Someone suggested me that result is (combinations where 3 cards from one suit plus other combinations):
$${13 \choose 1}{13 \choose 1}{13 \choose 1}{13 \choose 3}{4 \choose 1}+{13 \choose 1}{13 \choose 1}{13 \choose 2}{13 \choose 2}{4 \choose 2}$$
It seems to be also legit for me, then I am so confuse.
To sum up, which result is good?, why?, and why the second one is wrong?

Best Answer

In the first answer, you are overcounting because you're imposing an order on the choices you're making. For example, if I choose all four Aces (the first four $\binom{13}{1}$'s), and then choose two Kings - say hearts and spades (the $\binom{48}{2}$), then I get the same collection of cards as if I choose the king of hearts, the king of spades, the ace of clubs, and the ace of diamonds as my "important" cards, and then choose the aces of hearts and spades as the other 2. In fact, that collection of cards gets counted 4 times in your first formula.

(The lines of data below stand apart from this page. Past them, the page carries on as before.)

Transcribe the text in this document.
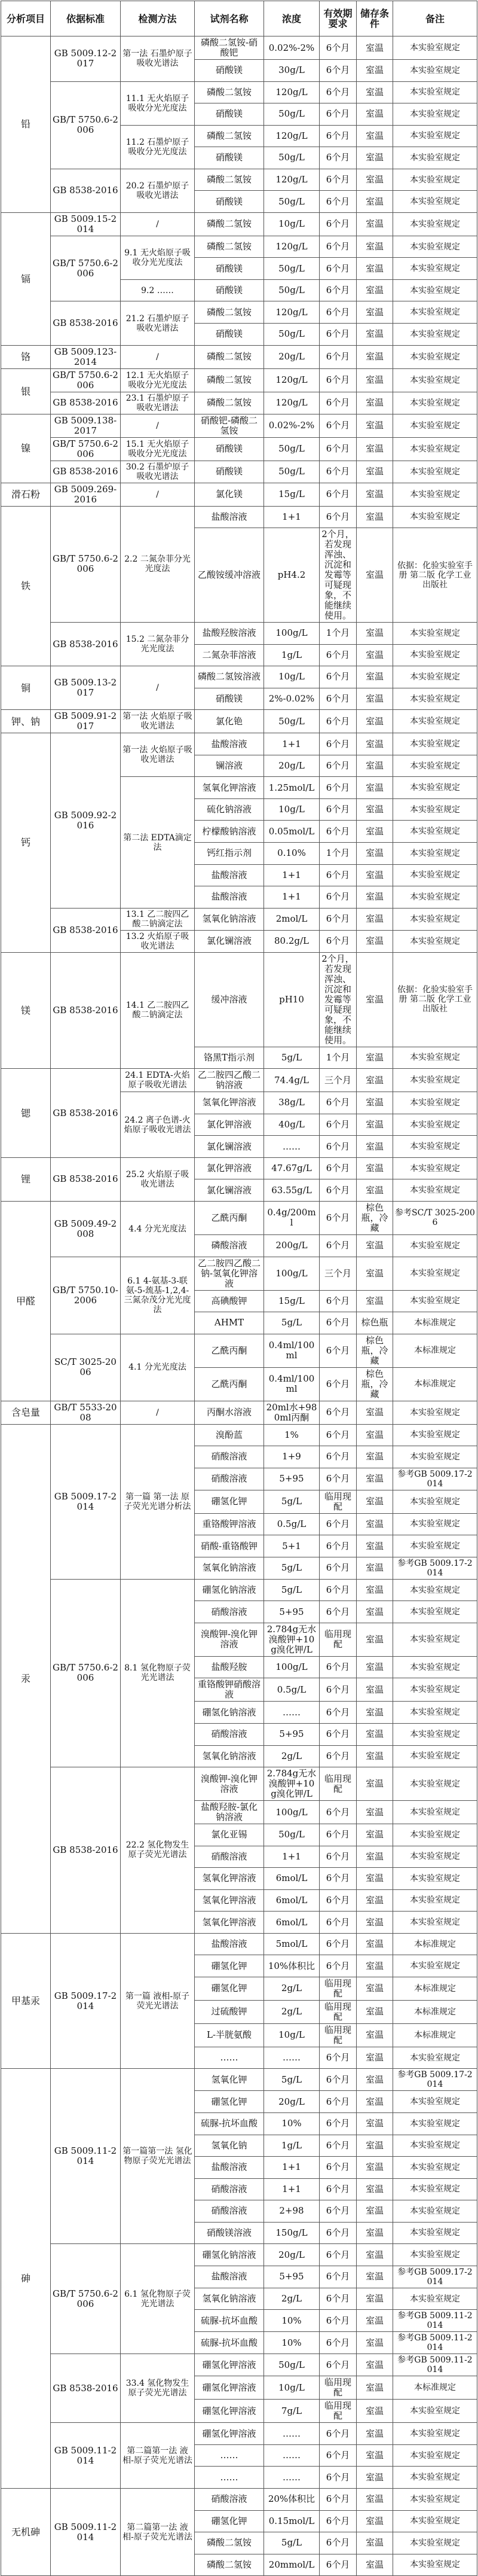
分析项目	依据标准	检测方法	试剂名称	浓度	有效期要求	储存条件	备注
铅	GB 5009.12-2017	第一法 石墨炉原子吸收光谱法	磷酸二氢铵-硝酸钯	0.02%-2%	6个月	室温	本实验室规定
			硝酸镁	30g/L	6个月	室温	本实验室规定
	GB/T 5750.6-2006	11.1 无火焰原子吸收分光光度法	磷酸二氢铵	120g/L	6个月	室温	本实验室规定
			硝酸镁	50g/L	6个月	室温	本实验室规定
		11.2 石墨炉原子吸收分光光度法	磷酸二氢铵	120g/L	6个月	室温	本实验室规定
			硝酸镁	50g/L	6个月	室温	本实验室规定
	GB 8538-2016	20.2 石墨炉原子吸收光谱法	磷酸二氢铵	120g/L	6个月	室温	本实验室规定
			硝酸镁	50g/L	6个月	室温	本实验室规定
镉	GB 5009.15-2014	/	磷酸二氢铵	10g/L	6个月	室温	本实验室规定
	GB/T 5750.6-2006	9.1 无火焰原子吸收分光光度法	磷酸二氢铵	120g/L	6个月	室温	本实验室规定
			硝酸镁	50g/L	6个月	室温	本实验室规定
		9.2 ……	硝酸镁	50g/L	6个月	室温	本实验室规定
	GB 8538-2016	21.2 石墨炉原子吸收光谱法	磷酸二氢铵	120g/L	6个月	室温	本实验室规定
			硝酸镁	50g/L	6个月	室温	本实验室规定
铬	GB 5009.123-2014	/	磷酸二氢铵	20g/L	6个月	室温	本实验室规定
银	GB/T 5750.6-2006	12.1 无火焰原子吸收分光光度法	磷酸二氢铵	120g/L	6个月	室温	本实验室规定
	GB 8538-2016	23.1 石墨炉原子吸收光谱法	磷酸二氢铵	120g/L	6个月	室温	本实验室规定
镍	GB 5009.138-2017	/	硝酸钯-磷酸二氢铵	0.02%-2%	6个月	室温	本实验室规定
	GB/T 5750.6-2006	15.1 无火焰原子吸收分光光度法	硝酸镁	50g/L	6个月	室温	本实验室规定
	GB 8538-2016	30.2 石墨炉原子吸收光谱法	硝酸镁	50g/L	6个月	室温	本实验室规定
滑石粉	GB 5009.269-2016	/	氯化镁	15g/L	6个月	室温	本实验室规定
铁	GB/T 5750.6-2006	2.2 二氮杂菲分光光度法	盐酸溶液	1+1	6个月	室温	本实验室规定
			乙酸铵缓冲溶液	pH4.2	2个月，若发现浑浊、沉淀和发霉等可疑现象，不能继续使用。	室温	依据：化验实验室手册 第二版 化学工业出版社
	GB 8538-2016	15.2 二氮杂菲分光光度法	盐酸羟胺溶液	100g/L	1个月	室温	本实验室规定
			二氮杂菲溶液	1g/L	6个月	室温	本实验室规定
铜	GB 5009.13-2017	/	磷酸二氢铵溶液	10g/L	6个月	室温	本实验室规定
			硝酸镁	2%-0.02%	6个月	室温	本实验室规定
钾、钠	GB 5009.91-2017	第一法 火焰原子吸收光谱法	氯化铯	50g/L	6个月	室温	本实验室规定
钙	GB 5009.92-2016	第一法 火焰原子吸收光谱法	盐酸溶液	1+1	6个月	室温	本实验室规定
			镧溶液	20g/L	6个月	室温	本实验室规定
		第二法 EDTA滴定法	氢氧化钾溶液	1.25mol/L	6个月	室温	本实验室规定
			硫化钠溶液	10g/L	6个月	室温	本实验室规定
			柠檬酸钠溶液	0.05mol/L	6个月	室温	本实验室规定
			钙红指示剂	0.10%	1个月	室温	本实验室规定
			盐酸溶液	1+1	6个月	室温	本实验室规定
			盐酸溶液	1+1	6个月	室温	本实验室规定
	GB 8538-2016	13.1 乙二胺四乙酸二钠滴定法	氢氧化钠溶液	2mol/L	6个月	室温	本实验室规定
		13.2 火焰原子吸收光谱法	氯化镧溶液	80.2g/L	6个月	室温	本实验室规定
镁	GB 8538-2016	14.1 乙二胺四乙酸二钠滴定法	缓冲溶液	pH10	2个月，若发现浑浊、沉淀和发霉等可疑现象，不能继续使用。	室温	依据：化验实验室手册 第二版 化学工业出版社
			铬黑T指示剂	5g/L	1个月	室温	本实验室规定
锶	GB 8538-2016	24.1 EDTA-火焰原子吸收光谱法	乙二胺四乙酸二钠溶液	74.4g/L	三个月	室温	本实验室规定
		24.2 离子色谱-火焰原子吸收光谱法	氢氧化钾溶液	38g/L	6个月	室温	本实验室规定
			氯化钾溶液	40g/L	6个月	室温	本实验室规定
			氯化镧溶液	……	6个月	室温	本实验室规定
锂	GB 8538-2016	25.2 火焰原子吸收光谱法	氯化钾溶液	47.67g/L	6个月	室温	本实验室规定
			氯化镧溶液	63.55g/L	6个月	室温	本实验室规定
甲醛	GB 5009.49-2008	4.4 分光光度法	乙酰丙酮	0.4g/200ml	6个月	棕色瓶，冷藏	参考SC/T 3025-2006
			磷酸溶液	200g/L	6个月	室温	本实验室规定
	GB/T 5750.10-2006	6.1 4-氨基-3-联氨-5-巯基-1,2,4-三氮杂茂分光光度法	乙二胺四乙酸二钠-氢氧化钾溶液	100g/L	三个月	室温	本实验室规定
			高碘酸钾	15g/L	6个月	室温	本实验室规定
			AHMT	5g/L	6个月	棕色瓶	本标准规定
	SC/T 3025-2006	4.1 分光光度法	乙酰丙酮	0.4ml/100ml	6个月	棕色瓶，冷藏	本标准规定
			乙酰丙酮	0.4ml/100ml	6个月	棕色瓶，冷藏	本标准规定
含皂量	GB/T 5533-2008	/	丙酮水溶液	20ml水+980ml丙酮	6个月	室温	本实验室规定
汞	GB 5009.17-2014	第一篇 第一法 原子荧光光谱分析法	溴酚蓝	1%	6个月	室温	本实验室规定
			硝酸溶液	1+9	6个月	室温	本实验室规定
			硝酸溶液	5+95	6个月	室温	参考GB 5009.17-2014
			硼氢化钾	5g/L	临用现配	室温	本实验室规定
			重铬酸钾溶液	0.5g/L	6个月	室温	本实验室规定
			硝酸-重铬酸钾	5+1	6个月	室温	本实验室规定
			氢氧化钠溶液	5g/L	6个月	室温	参考GB 5009.17-2014
	GB/T 5750.6-2006	8.1 氢化物原子荧光光谱法	硼氢化钠溶液	5g/L	6个月	室温	本实验室规定
			硝酸溶液	5+95	6个月	室温	本实验室规定
			溴酸钾-溴化钾溶液	2.784g无水溴酸钾+10g溴化钾/L	临用现配	室温	本实验室规定
			盐酸羟胺	100g/L	6个月	室温	本实验室规定
			重铬酸钾硝酸溶液	0.5g/L	6个月	室温	本实验室规定
			硼氢化钠溶液	……	6个月	室温	本实验室规定
			硝酸溶液	5+95	6个月	室温	本实验室规定
			氢氧化钠溶液	2g/L	6个月	室温	本实验室规定
	GB 8538-2016	22.2 氢化物发生原子荧光光谱法	溴酸钾-溴化钾溶液	2.784g无水溴酸钾+10g溴化钾/L	临用现配	室温	本实验室规定
			盐酸羟胺-氯化钠溶液	100g/L	6个月	室温	本实验室规定
			氯化亚锡	50g/L	6个月	室温	本实验室规定
			硝酸溶液	1+1	6个月	室温	本实验室规定
			氢氧化钾溶液	6mol/L	6个月	室温	本实验室规定
			氢氧化钾溶液	6mol/L	6个月	室温	本实验室规定
			氢氧化钾溶液	6mol/L	6个月	室温	本实验室规定
甲基汞	GB 5009.17-2014	第一篇 液相-原子荧光光谱法	盐酸溶液	5mol/L	6个月	室温	本标准规定
			硼氢化钾	10%体积比	6个月	室温	本实验室规定
			硼氢化钾	2g/L	临用现配	室温	本标准规定
			过硫酸钾	2g/L	临用现配	室温	本标准规定
			L-半胱氨酸	10g/L	临用现配	室温	本标准规定
			……	……	6个月	室温	本实验室规定
砷	GB 5009.11-2014	第一篇第一法 氢化物原子荧光光谱法	氢氧化钾	5g/L	6个月	室温	参考GB 5009.17-2014
			硼氢化钾	20g/L	6个月	室温	本实验室规定
			硫脲-抗坏血酸	10%	6个月	室温	本实验室规定
			氢氧化钠	1g/L	6个月	室温	本实验室规定
			盐酸溶液	1+1	6个月	室温	本实验室规定
			硝酸溶液	1+1	6个月	室温	本实验室规定
			硝酸溶液	2+98	6个月	室温	本实验室规定
			硝酸镁溶液	150g/L	6个月	室温	本实验室规定
	GB/T 5750.6-2006	6.1 氢化物原子荧光光谱法	硼氢化钠溶液	20g/L	6个月	室温	本实验室规定
			盐酸溶液	5+95	6个月	室温	参考GB 5009.17-2014
			氢氧化钠溶液	2g/L	6个月	室温	本实验室规定
			硫脲-抗坏血酸	10%	6个月	室温	参考GB 5009.11-2014
			硫脲-抗坏血酸	10%	6个月	室温	参考GB 5009.11-2014
	GB 8538-2016	33.4 氢化物发生原子荧光光谱法	硼氢化钾溶液	50g/L	6个月	室温	参考GB 5009.11-2014
			硼氢化钾溶液	10g/L	临用现配	室温	本标准规定
			硼氢化钾溶液	7g/L	临用现配	室温	本实验室规定
	GB 5009.11-2014	第二篇第一法 液相-原子荧光光谱法	硼氢化钾溶液	……	6个月	室温	本实验室规定
			……	……	6个月	室温	本实验室规定
			……	……	6个月	室温	本实验室规定
无机砷	GB 5009.11-2014	第二篇第一法 液相-原子荧光光谱法	硝酸溶液	20%体积比	6个月	室温	本实验室规定
			硼氢化钾	0.15mol/L	6个月	室温	本实验室规定
			磷酸二氢铵	5g/L	6个月	室温	本实验室规定
			磷酸二氢铵	20mmol/L	6个月	室温	本实验室规定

The second formula looks good. The first term counts the ways to pick 3 of one suit - $\binom{4}{1}$ chooses which suit gets 3 cards, and the other terms count which cards you get from each suit. The second term is if you have 2 cards from each of 2 suits, and one each from the others. Then $\binom{4}{2}$ counts which suits have 2 cards, and the other terms again pick which cards you get.